Self-described hacker / entrepreneur Adam Wiggins had been around the block a few times before starting cloud platform-as-a-service company Heroku, but that turned out to be the big one - the one that really paid off (though it took a few years, as is usually the case).
After graduating from Y Combinator, Heroku raised $13 million in funding, and was acquired by Salesforce for $212 million in cash in late 2010.
Even though he didn't really have to, Wiggins stayed with Heroku/Salesforce until the summer of last year, when he finally decided to relax a little and think about what's next.
These days, Wiggins is temporarily living in Berlin, offering his knowledge and experience to a select number of startups in exchange for some money (but mostly equity in the most promising ones).
Which begs the question: why?
I bumped into Wiggins a few weeks ago when I was in Berlin for the Hy! conference, where he hosted a session on how startups should deal with media (sure, he was Heroku's chief technical officer, but he has also learned how to play different games over the year).
Wiggins is an entrepreneur at heart, though. He dropped out of college to join a video game startup and hasn't stopped building companies since, so you can imagine what will happen in the near future.
But for now, he told me in a phone conversation last week, he's not quite ready to start a new business with his fellow Heroku founders just yet - yet he doesn't want to sit around and do nothing all day either.
So what brought him to Europe, and more specifically Berlin?
Turns out Wiggins could have pretty much moved anywhere in the world (much thanks to you, financial and relational independence!) but carefully groomed a list of potential places to live and work - under guidance of "well-traveled friends" - before settling on Berlin, which he says "has pretty much everything I was looking for".
Wiggins just penned a blog post about what he's up to. In it, he says he found occassionally advising and investing in tech startups (particularly in the San Francisco Bay Area) not quite satisfying enough, and that he wanted to do something more hands-on.
Doing what he refers to as "deep-dive advising" (which is more like operational consultancy and hands-on mentoring than merely passing on knowledge, from the sound of it), Wiggins will spend most of February working full-time for scrappy 10-person startup Clue.
For the startup, that's quite the coup, and Wiggins is booked for the next few months as well, as he aims to help startups with finding the right "Silicon Valley tech startup approach" to problem-solving.
Wiggins is refreshingly (for European standards) frank in his pitch to startups, too:
"Dispensing with modesty, this is a unique opportunity because you would normally never get the chance to hire someone with my background.
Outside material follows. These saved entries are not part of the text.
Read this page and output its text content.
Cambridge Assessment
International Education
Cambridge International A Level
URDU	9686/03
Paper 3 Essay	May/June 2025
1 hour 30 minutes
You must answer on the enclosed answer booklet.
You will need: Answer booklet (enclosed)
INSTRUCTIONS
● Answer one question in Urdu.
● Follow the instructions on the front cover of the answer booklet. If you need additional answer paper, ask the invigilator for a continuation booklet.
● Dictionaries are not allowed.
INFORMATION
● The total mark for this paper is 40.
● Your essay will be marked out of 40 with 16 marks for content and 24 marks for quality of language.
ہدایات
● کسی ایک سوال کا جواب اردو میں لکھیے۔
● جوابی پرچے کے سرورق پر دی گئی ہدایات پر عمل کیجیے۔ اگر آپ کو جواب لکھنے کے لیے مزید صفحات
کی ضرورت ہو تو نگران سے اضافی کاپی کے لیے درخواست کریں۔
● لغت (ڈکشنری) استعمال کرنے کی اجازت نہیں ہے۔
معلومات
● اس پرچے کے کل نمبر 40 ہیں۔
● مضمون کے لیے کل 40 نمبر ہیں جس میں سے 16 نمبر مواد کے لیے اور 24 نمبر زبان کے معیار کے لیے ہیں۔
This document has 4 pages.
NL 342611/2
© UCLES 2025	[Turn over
I've founded half a dozen startups and hired hundreds of people over the years."
Yup, that sounds like one hell of an opportunity for startups to take advantage of and leverage Wiggins' unique knowledge and experience to their benefit.
During our phone conversation, he mentioned that he's not 100% sure exactly how long he'll be sticking around in Berlin, but it seems like it might be until the end of this year or even longer.
In his most recent blog post, he has some rather nice things to say about the city:
"The nervousness I felt at flying to a new country to connect with an unknown scene turned out to be unfounded. I was absolutely floored by how welcoming the startup scene is here in Berlin, and in Europe in general. Moreover, the vibrancy — the number of startups, the quantity of smart and ambitious people, and even the quality of investors — is astonishing.
I was looking for the frontier, the exciting edges where new growth is starting to blossom. I found it in Berlin.
The feeling here in Europe reminds me of San Francisco when I moved there in 2007."
Make of that what you will, but I for one think that's a very interesting statement.